I’m writing from a third reality, as an American in New Zealand. Here, I have the benefit of knowing that mass death due to Covid-19 was not inevitable. I know climate change is real and no serious politician in New Zealand contends otherwise. I expect tomorrow to see the full results of our own election released, after weeks of calmly waiting. Had it been close – as in 2017 – no one would have rushed to declare premature victory.

The Biden reality is one where more than a hundred thousand lives can be saved simply by widespread wearing of masks, Marc Daalder writes. Photo: Getty Images.

On Wednesday evening, New Zealand time, Trump claimed he had won the election. That was prior to any news network in the country – not even his loyal lapdogs at Fox News – calling enough states for Trump to reach the 270 electoral college votes needed to be president. He pledged to seize control of the country via an unelected Supreme Court populated by three of his handpicked politically-aligned judges.

None of this is a surprise. Trump himself, in the days leading up to the election, said his lawyers were preparing to wage legal opposition to the democratic will of the people. Despite this, some 64 million (and counting) lodged their ballots for him.

If Joe Biden wins, the task before him will be enormous. Not only will he have to pull a nation back from the brink of authoritarianism, he will have to grapple with the impact of the coronavirus pandemic – which could kill 500,000 by February 28 – and work to repair these deep divisions.
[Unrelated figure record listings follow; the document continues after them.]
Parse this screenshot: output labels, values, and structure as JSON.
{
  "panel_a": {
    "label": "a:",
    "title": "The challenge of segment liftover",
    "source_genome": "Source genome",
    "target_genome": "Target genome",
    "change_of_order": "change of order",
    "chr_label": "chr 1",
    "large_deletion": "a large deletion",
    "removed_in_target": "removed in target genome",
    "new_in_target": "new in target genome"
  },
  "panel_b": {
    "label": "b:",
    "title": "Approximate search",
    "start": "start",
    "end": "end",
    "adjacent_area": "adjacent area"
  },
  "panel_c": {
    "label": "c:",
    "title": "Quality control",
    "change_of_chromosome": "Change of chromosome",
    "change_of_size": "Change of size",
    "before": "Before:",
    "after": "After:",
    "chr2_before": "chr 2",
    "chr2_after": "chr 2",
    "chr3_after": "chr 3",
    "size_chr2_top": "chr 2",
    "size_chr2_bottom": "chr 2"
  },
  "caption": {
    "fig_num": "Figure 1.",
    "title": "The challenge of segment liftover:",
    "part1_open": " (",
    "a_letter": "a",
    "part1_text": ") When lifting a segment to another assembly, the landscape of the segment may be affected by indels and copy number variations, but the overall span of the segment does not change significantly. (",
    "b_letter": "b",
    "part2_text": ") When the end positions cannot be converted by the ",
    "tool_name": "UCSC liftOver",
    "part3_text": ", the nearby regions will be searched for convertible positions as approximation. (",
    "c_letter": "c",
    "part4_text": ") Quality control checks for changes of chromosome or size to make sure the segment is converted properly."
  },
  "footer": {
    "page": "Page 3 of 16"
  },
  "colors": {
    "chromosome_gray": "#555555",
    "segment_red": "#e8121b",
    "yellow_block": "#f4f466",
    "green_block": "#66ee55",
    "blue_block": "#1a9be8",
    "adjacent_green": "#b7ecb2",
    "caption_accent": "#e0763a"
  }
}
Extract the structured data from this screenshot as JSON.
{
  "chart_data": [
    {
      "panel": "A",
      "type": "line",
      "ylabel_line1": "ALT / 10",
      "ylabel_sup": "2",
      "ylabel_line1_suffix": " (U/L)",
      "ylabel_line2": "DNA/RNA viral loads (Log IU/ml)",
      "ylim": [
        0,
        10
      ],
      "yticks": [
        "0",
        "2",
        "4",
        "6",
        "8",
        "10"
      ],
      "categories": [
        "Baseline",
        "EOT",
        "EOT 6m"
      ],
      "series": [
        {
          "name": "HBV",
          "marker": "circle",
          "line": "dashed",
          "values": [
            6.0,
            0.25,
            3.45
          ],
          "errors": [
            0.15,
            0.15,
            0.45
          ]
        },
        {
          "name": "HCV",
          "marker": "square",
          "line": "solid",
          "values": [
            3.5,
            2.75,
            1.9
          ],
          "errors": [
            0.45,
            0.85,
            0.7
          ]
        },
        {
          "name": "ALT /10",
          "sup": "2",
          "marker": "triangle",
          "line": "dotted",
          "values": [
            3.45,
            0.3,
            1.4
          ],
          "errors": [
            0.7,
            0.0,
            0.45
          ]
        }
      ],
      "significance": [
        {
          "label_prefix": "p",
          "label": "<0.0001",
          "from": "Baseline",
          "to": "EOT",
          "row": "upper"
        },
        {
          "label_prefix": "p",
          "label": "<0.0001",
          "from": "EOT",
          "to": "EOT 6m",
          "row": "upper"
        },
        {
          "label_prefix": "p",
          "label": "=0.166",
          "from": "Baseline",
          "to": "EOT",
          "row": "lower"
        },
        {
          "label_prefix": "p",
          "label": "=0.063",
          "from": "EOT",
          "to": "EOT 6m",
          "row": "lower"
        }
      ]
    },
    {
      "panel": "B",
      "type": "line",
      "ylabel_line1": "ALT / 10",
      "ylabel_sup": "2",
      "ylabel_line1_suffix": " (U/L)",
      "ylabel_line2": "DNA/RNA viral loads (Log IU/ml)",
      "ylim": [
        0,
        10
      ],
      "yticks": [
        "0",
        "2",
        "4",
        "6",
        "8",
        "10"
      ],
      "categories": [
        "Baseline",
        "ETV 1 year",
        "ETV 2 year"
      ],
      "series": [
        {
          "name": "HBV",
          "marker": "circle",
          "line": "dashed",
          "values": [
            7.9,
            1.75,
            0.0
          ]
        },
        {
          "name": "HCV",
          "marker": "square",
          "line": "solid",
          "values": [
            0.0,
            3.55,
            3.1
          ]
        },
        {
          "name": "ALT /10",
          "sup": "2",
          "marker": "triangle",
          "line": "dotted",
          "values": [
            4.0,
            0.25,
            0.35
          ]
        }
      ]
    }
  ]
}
I don’t want to predict what will happen if Donald Trump wins. When he won in 2016, it felt like the end of the world, but I rationally understood that the United States has built up democratic rules and conventions over more than two centuries to limit the authoritarian impulses of any would-be officeholders.

My cautious optimism that much of the country would remain unchanged in four years’ time is clearly incorrect.

CNN’s Jake Tapper said that no one was trying to steal the election. Unfortunately, that isn’t true. One person is attempting to steal the election: Donald Trump.

Over the 45 months since Trump became president, we have witnessed a conservative hijacking of the judiciary, white supremacists rallying in the streets with their leader’s blessing, the erosion of environmental protections, blatant nepotism and corruption, attempts to delegitimise American elections, encouragement to the president’s supporters to vote twice, musing that the president might remain in office for life, the mass killing via neglect of 233,000 Americans and the dismantling of longstanding democratic norms.

I have no clue what Donald Trump would use his power to do in the next four years – or longer.

Whether he has that opportunity depends not just on the wishes of the American public, but also on whether he can get his desire to stop votes from being counted or convince the Supreme Court to overturn the result.

As Trump began tweeting that “they are trying to STEAL the Election”, American news media raced to dispel this false notion.

CNN’s Jake Tapper said that no one was trying to steal the election. Unfortunately, that isn’t true. One person is attempting to steal the election: Donald Trump.